MMW held post-doctoral fellowships at the Universities of Edinburgh and Queensland before taking up his first faculty position at the University of St Andrews in 1999. He was appointed to a personal Chair at the University of Leeds in January 2009 and was Head (Chair) of the School of Psychology from 2011-2014.

MMW was the Founder Director of the Centre for Immersive Technologies at the University of Leeds– with Immersive Technologies being a major research priority for the University. MMW’s work on immersive technologies was headline news around the world in 1994 when he first showed the need to consider human physiology in the design of immersive technology systems.

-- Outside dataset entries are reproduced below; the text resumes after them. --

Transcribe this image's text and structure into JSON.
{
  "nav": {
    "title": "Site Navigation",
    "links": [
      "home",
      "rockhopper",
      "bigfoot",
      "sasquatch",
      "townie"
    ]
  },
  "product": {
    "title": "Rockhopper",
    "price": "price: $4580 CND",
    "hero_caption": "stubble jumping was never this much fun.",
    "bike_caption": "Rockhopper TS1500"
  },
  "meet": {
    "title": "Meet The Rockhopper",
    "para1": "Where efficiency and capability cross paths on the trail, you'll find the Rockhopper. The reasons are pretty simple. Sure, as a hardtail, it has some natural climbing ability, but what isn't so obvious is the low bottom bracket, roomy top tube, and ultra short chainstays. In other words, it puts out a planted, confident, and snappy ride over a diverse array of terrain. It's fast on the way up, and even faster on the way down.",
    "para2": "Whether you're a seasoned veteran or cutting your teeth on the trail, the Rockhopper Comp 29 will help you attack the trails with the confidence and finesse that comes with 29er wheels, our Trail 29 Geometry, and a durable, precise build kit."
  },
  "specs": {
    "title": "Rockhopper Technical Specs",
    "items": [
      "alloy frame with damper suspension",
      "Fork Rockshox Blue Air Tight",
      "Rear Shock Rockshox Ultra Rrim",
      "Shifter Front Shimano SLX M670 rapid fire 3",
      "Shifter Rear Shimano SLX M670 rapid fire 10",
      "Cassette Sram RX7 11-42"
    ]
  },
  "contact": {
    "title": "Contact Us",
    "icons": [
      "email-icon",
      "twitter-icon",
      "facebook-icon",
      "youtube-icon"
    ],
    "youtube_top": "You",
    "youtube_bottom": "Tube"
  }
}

MMW is now the University of Leeds Academic Director for the Wolfson Centre for Applied Health Research. He is also the Founder Director of the Centre of Applied Education Research (a partnership between the Universities of Leeds and Bradford together with the Department for Education, the Education Endowment Foundation, and the Bradford Local Authority) – a multidisciplinary Centre based at the Bradford Royal Infirmary.

MMW leads the NHS Applied Research Collaboration Yorkshire group responsible for ‘Healthy Schools, and is an executive member of the Born in Bradford project (a longitudinal cohort study following the lifelong development of 13,500+ children). His research is funded by a number of organisations including the EPSRC, EEF, MRC and ESRC. He is the lead for the ‘Healthy Learning’ theme within the UK’s ‘ActEarly’ Prevention Research Programme (funded by a consortium of 20 medical charities led by the UK’s Medical Research Council). He leads a team investigating the interactions between environmental and genetic risk factors for physical and mental health multimorbidity within the Medical Research Council funded LINC programme. MMW has responsibility for research quality and ensuring societal impact arises from research conducted within the Faculty of Medicine and Health at the University of Leeds.

MMW is committed to improving the health and education of children. He is a Founder Member of the Priestley Academy Trust (a multiple academy trust that includes the first school known to provide free meals to children and measure the impact on children’s health), and sits on the Bradford Opportunity Area partnership board. He has several advisory roles including being a Digital Futures Commissioner, being a member of the cross-Whitehall data Improvement Across Government committee, and leading a National project on the use of data to identify and support children with vulnerabilities.